Oh, j’adore cette plongée dans l’infiniment grand/petit ! La mise en perspective des deux échelles de grandeur est brillante ! Cela me rappelle certains épisodes de The Twilight Zone… 😉
Merci pour ton enthousiasme ! 😀 J’adorais la Quatrième Dimension 😉 C’est toujours amusant de jouer avec différentes échelles, ça remet beaucoup de choses en perspective…
Un article qui tombe de nouveau à pic pour moi. J’aime la théorie selon laquelle nous ne serions qu’un maillon de l’évolution ( de quoi dégonfler notre ego ^^ ) Merci pour le lien vers la vidéo, ca m’intéresse beaucoup…

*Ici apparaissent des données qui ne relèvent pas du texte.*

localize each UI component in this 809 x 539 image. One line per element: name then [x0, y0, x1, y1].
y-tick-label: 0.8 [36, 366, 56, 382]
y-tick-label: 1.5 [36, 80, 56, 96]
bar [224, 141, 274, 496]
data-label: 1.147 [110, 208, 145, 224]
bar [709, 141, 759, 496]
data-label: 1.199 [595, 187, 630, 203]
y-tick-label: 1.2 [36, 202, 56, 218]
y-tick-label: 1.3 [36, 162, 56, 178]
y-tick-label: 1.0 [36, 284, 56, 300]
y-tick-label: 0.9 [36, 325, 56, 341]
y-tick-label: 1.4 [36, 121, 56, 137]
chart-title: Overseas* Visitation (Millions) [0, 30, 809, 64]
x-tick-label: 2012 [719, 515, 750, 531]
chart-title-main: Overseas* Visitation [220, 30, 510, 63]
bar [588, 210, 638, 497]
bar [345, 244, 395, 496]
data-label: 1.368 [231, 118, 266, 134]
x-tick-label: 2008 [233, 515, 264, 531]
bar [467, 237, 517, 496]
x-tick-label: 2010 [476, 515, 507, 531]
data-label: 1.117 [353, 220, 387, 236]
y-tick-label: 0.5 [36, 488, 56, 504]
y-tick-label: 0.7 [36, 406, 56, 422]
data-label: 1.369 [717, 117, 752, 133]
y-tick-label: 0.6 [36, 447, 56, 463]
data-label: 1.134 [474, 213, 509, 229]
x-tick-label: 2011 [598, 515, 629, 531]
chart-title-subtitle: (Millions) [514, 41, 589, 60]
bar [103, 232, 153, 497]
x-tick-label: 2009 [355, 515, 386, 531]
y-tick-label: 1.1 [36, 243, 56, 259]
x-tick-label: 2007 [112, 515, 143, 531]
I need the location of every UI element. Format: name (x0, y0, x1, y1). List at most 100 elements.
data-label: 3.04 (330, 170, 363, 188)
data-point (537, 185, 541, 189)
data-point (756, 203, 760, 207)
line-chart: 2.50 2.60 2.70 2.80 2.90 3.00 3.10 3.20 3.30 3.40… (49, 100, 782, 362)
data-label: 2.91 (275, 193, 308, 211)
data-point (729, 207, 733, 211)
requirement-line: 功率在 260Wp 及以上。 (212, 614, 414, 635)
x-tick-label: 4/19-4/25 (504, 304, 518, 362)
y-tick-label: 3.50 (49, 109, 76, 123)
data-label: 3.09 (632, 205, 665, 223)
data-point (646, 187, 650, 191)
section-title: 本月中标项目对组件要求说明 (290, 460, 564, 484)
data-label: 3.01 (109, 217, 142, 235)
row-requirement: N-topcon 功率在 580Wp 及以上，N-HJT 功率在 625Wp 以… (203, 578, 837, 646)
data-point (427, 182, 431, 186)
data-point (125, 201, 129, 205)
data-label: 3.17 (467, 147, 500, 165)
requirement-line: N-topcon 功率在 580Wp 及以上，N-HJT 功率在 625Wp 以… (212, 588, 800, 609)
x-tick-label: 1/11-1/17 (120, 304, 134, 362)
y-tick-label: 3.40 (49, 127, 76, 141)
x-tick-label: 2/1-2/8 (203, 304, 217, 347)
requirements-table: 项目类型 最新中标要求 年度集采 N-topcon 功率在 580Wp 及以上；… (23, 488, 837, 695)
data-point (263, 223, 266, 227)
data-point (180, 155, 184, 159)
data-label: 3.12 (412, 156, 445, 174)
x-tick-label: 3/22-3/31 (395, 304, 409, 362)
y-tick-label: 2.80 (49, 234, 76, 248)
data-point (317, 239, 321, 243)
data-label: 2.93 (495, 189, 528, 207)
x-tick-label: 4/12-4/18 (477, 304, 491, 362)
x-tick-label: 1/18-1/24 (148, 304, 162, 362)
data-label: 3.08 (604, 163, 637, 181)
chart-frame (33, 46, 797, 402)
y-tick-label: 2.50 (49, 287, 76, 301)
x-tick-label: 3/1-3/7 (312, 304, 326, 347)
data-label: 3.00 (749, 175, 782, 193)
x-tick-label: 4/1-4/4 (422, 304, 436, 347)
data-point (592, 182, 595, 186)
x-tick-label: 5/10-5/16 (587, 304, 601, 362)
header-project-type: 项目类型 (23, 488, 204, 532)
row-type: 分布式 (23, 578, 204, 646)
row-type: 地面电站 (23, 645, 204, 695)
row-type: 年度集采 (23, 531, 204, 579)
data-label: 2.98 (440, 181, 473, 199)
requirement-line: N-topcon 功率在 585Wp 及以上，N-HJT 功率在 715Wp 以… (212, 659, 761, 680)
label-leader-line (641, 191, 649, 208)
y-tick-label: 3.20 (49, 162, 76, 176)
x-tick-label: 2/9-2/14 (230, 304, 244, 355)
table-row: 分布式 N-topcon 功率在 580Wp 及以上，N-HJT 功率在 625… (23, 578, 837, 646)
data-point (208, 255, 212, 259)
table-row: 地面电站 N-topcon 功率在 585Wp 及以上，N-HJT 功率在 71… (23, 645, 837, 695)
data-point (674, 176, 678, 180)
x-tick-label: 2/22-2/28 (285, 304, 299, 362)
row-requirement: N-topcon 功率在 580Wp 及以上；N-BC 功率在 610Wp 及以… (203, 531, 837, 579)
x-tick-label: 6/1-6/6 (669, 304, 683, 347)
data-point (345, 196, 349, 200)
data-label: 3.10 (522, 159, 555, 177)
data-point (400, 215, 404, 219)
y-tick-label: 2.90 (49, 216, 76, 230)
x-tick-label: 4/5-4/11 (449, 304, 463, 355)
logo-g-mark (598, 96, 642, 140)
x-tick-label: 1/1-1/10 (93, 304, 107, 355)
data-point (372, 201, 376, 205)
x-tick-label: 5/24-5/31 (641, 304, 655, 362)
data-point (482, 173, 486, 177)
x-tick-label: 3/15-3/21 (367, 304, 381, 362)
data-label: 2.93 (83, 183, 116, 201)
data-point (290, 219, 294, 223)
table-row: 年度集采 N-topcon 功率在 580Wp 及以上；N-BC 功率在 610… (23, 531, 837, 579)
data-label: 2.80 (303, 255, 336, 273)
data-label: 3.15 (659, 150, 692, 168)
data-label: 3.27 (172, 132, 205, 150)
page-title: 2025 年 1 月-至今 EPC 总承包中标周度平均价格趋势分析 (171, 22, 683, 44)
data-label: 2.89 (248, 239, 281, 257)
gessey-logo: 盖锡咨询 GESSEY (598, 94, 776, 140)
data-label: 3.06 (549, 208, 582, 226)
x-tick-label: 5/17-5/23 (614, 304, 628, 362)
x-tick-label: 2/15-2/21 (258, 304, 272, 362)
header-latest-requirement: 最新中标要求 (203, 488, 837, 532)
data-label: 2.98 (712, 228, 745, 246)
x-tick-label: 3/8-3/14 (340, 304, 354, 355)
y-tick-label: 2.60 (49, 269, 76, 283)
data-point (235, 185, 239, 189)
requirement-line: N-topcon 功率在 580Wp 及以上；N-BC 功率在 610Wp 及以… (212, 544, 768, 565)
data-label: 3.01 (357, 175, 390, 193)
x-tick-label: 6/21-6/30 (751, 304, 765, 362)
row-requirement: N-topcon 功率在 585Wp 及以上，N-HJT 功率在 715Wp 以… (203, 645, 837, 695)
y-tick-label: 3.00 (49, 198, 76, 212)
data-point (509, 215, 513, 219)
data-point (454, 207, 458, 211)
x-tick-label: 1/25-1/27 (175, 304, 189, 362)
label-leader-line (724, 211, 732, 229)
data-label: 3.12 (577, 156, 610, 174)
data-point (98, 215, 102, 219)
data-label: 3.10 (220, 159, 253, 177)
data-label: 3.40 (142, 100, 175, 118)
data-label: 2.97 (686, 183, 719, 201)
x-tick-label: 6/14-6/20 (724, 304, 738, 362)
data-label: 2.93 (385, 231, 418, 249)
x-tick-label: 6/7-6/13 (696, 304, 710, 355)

Super ! 😀 Heureux que l’article te serve, c’est clair que lorsqu’on observe un peu l’univers, on ne peut plus se prendre au sérieux… 😉
ça me fait penser à la fin de Men in Black où notre univers entier est en fait une bille avec laquelle joue des extraterrestres archi-géants… Infiniment grand, infiniment petit, ça me passionne beaucoup aussi !
Cette scène était énorme ! Je l’adore 😀
Il suffit de regarder le ciel pour relativiser notre propre importance… Les sciences, source d’émerveillement infini.
C’est vrai 🙂 J’ajouterais même la contemplation en général…
Cela me fait penser à plusieurs choses en même temps:
1- A « PI » de Darren Aronafsky, une seule équation qui pourrait à elle seule expliquer l’univers (la spirale: les coquillages, le nombre d’or, l’adn, les galaxies…)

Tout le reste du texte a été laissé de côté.